Discovering New Drugs
By Juha HaatajaDo you want to live longer? Think about a heart condition, stroke, tumors, cancer.
Do you want to have a better life? Think about depression, Alzheimer's, overweight, blood pressure, stomach ulcer, menopause.
A few researchers in Finland are working on drug discovery: searching for new molecules which could be used for medicinal purposes. Making new drugs is expensive, so most of the research in Finland focuses on the early phases of the process. However, there are also groups which handle the making of the molecules (synthesis), experimentation, and clinical testing.
I'm especially interested in computational tools and methods in drug discovery. Using computers for drug discovery is an appealing idea, but in practice it is difficult to implement a reliable procedure. Most of the bottlenecks are caused by lack of knowledge and tools. So you have to be satisfied with approximations and sometimes even with intuition.
This is an interesting time. If the Finnish researchers at some point have a breakthrough molecule, it will take a dozen years and perhaps hundreds of millions of euros to develop an effective medicine.
My background is in physics and mathematics. I have only recently begun to appreciate the difficulties in understanding how a human being functions, both on the molecular and on the cellular level. To make it possible to use modeling and computing in drug discovery, you have to make all kinds of shortcuts.
How computational drug discovery works? First, you model the structure and function of the target protein. Then you search the molecular databases for drug candidates, or design new molecules by yourself.
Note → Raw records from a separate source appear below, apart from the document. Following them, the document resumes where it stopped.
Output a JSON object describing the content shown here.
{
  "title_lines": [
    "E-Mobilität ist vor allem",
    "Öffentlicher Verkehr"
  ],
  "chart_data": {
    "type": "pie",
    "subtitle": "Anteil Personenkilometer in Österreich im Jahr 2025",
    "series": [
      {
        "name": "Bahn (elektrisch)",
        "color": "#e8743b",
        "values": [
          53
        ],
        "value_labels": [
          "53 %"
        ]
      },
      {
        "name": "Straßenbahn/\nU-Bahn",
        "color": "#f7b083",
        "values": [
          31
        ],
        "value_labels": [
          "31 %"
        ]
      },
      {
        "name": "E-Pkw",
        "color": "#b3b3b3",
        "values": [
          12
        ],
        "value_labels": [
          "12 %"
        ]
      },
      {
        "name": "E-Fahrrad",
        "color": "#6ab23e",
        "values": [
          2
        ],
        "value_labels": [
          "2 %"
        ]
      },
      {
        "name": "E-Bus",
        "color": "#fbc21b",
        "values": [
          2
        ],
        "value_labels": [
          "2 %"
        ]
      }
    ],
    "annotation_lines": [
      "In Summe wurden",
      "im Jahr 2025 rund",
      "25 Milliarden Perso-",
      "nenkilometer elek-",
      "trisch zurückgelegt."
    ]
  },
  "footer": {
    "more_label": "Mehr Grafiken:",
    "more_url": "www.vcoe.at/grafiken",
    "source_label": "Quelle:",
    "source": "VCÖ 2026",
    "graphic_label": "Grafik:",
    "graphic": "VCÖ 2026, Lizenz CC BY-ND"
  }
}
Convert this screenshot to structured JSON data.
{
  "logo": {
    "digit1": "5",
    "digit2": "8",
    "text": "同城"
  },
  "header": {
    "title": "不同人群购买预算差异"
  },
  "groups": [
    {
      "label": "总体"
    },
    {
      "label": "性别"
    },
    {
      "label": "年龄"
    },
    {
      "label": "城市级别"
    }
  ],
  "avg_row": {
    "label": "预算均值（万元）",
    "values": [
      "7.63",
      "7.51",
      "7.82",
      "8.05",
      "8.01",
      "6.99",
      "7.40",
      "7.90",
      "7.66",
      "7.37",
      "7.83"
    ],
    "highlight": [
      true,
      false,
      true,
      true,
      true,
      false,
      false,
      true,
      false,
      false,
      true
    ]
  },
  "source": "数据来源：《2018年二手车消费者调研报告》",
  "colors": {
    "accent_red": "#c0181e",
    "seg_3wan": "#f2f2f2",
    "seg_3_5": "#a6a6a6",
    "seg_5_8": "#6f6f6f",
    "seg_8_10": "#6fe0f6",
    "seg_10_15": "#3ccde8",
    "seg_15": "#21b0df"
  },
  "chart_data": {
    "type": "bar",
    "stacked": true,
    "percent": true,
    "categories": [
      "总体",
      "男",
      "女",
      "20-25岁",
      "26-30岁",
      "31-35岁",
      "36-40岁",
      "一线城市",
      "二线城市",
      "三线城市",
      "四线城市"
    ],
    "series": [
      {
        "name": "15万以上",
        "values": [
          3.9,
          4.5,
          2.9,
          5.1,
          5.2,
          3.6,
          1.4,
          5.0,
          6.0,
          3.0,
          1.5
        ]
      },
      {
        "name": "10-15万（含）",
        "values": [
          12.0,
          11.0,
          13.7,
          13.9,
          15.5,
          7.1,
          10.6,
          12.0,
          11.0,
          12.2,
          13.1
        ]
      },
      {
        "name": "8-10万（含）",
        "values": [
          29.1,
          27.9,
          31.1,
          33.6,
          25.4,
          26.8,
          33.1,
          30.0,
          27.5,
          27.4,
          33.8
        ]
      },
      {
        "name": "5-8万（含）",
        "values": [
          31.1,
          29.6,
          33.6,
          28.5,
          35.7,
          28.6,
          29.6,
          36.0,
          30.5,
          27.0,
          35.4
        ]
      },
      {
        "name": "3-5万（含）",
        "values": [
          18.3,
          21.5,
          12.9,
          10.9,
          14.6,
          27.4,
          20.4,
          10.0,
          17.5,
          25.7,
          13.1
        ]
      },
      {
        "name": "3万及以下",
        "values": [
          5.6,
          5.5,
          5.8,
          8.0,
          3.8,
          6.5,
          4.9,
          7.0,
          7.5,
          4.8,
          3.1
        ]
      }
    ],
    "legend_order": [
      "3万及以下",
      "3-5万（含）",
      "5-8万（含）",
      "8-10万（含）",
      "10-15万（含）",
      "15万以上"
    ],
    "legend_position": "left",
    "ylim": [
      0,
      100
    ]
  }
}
For each candidate molecule you evaluate the pharmaceutical properties, using perhaps custom-made tools. When you finally have a set of candidate molecules, you have to evaluate their potential as drugs. And if your partners and the funding agencies are satisfied, you may move into building the molecules (synthesis) and making experiments.
All this takes expertise, time, and money. So there is a pressing need for new methods and approaches for making more reliable and more comprehensive searches for molecules.
My expertise on optimization seems to be of use in drug discovery. I have worked with traditional gradient-based optimization methods. I have also studied the new methods, such as simulated annealing and genetic algorithms. It is nice to see that advanced optimization methods are used even in commercial software for drug discovery. Of course, to make these methods work you have to carefully tune them to the problems.
There is a pressing need for a computational platform in drug discovery: databases, modeling, and computing. First, you have to develop interfaces for exchanging data between different applications. Then you have to develop easy but flexible user interfaces, hoping to automate the drug discovery process for the researchers. The platform could be based on standard (and portable) tools, such as Java, Perl, PHP, and XML-based formats. You should use standards and tools developed elsewhere, and combine these with tools developed for your own projects.
The exchange, storage, and retrieval of data is a central problem in drug discovery. You have to handle structural information of the molecules, chemical and pharmaceutical properties, and results of computations, and perhaps integrate all this with biological or medicinal data.
The central problem for all academic institutions in drug discovery is the access to information. The big drug companies can purchase the expensive databases and user interfaces, but the situation is different for small startups and academic researchers. I hope there will be good tools available free of charge to academic researchers.